- For many businesses the management of offices, staff, and products has been completely disrupted.
- Standards in the area of risk management and business continuity are key in preparing organisations for known and unknown challenges such as COVID-19.
- Standards Australia has worked with technical committees to expedite the publication of key standards in this space.
This year has seen the traditional ways of how Australians work be disrupted, in a way of which our generation has never seen. In late April, studies showed 46 percent of working Australians were working from home, compared to 4.7 percent in 2016.
“The current pandemic has highlighted the need for effective planning. We have worked closely with experts in this space to provide new guidance material around risk management and continuity strategies to ensure that operations and infrastructure are appropriately supported,” said Daniel Chidgey, Head of Stakeholder Engagement at Standards Australia.
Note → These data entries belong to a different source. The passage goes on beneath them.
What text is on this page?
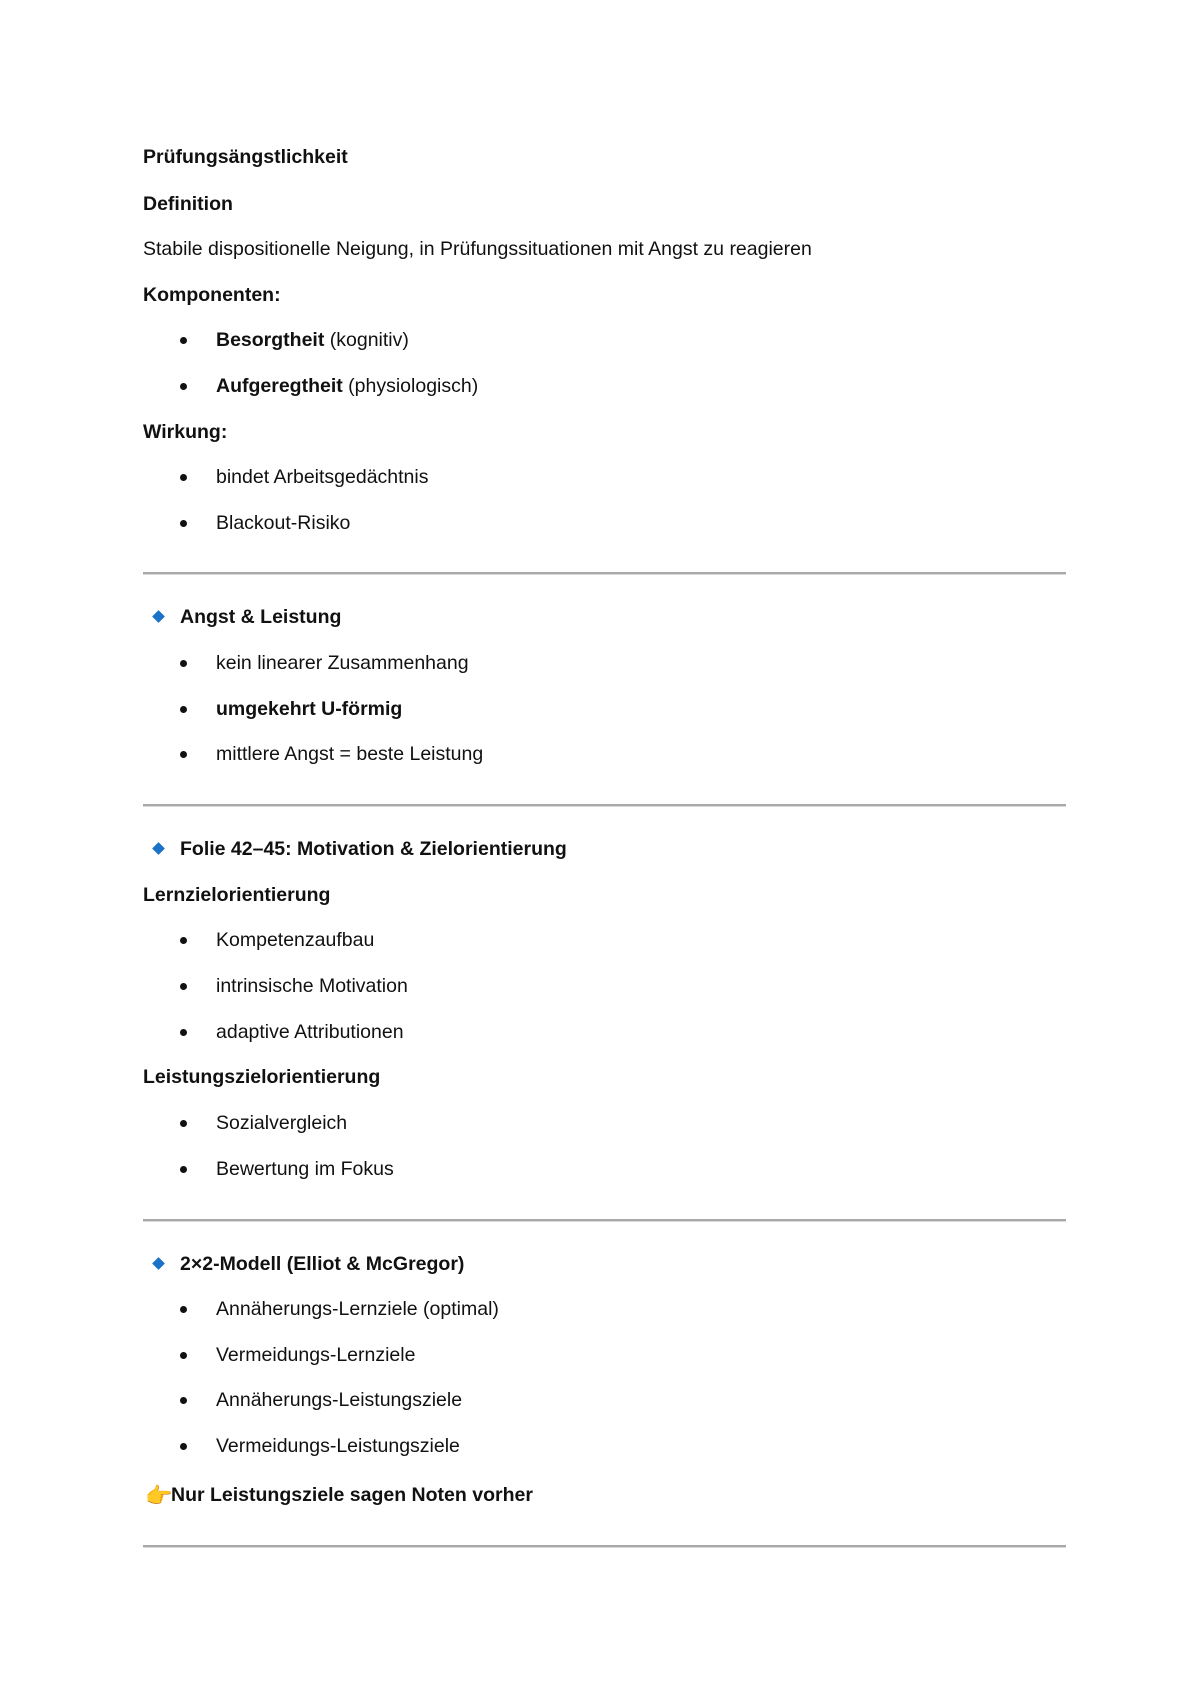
Prüfungsängstlichkeit
Definition
Stabile dispositionelle Neigung, in Prüfungssituationen mit Angst zu reagieren
Komponenten:
Besorgtheit (kognitiv)
Aufgeregtheit (physiologisch)
Wirkung:
bindet Arbeitsgedächtnis
Blackout-Risiko
Angst & Leistung
kein linearer Zusammenhang
umgekehrt U-förmig
mittlere Angst = beste Leistung
Folie 42–45: Motivation & Zielorientierung
Lernzielorientierung
Kompetenzaufbau
intrinsische Motivation
adaptive Attributionen
Leistungszielorientierung
Sozialvergleich
Bewertung im Fokus
2×2-Modell (Elliot & McGregor)
Annäherungs-Lernziele (optimal)
Vermeidungs-Lernziele
Annäherungs-Leistungsziele
Vermeidungs-Leistungsziele
👉Nur Leistungsziele sagen Noten vorher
Examples of the newly published guidance on improving security and resilience include:
- AS/NZS 5050:2020, Managing disruption-related risk, which assists management in both the public and private sectors to identify early indications of the emergence of risk.
- AS ISO 22301:2020, Security and resilience - Business continuity management systems – Requirements and AS ISO 22313:2020, Security and resilience - Business continuity management systems - Guidance on the use of ISO 22301.
To pave a way forward for further standardisation in the area of risk management and business continuity, Standards Australia has also released a briefing paper.
“The aim of the briefing paper is to ensure we are set up for success and can continue to deliver the right standards solutions to meets Australia’s future needs,” continued Mr. Chidgey.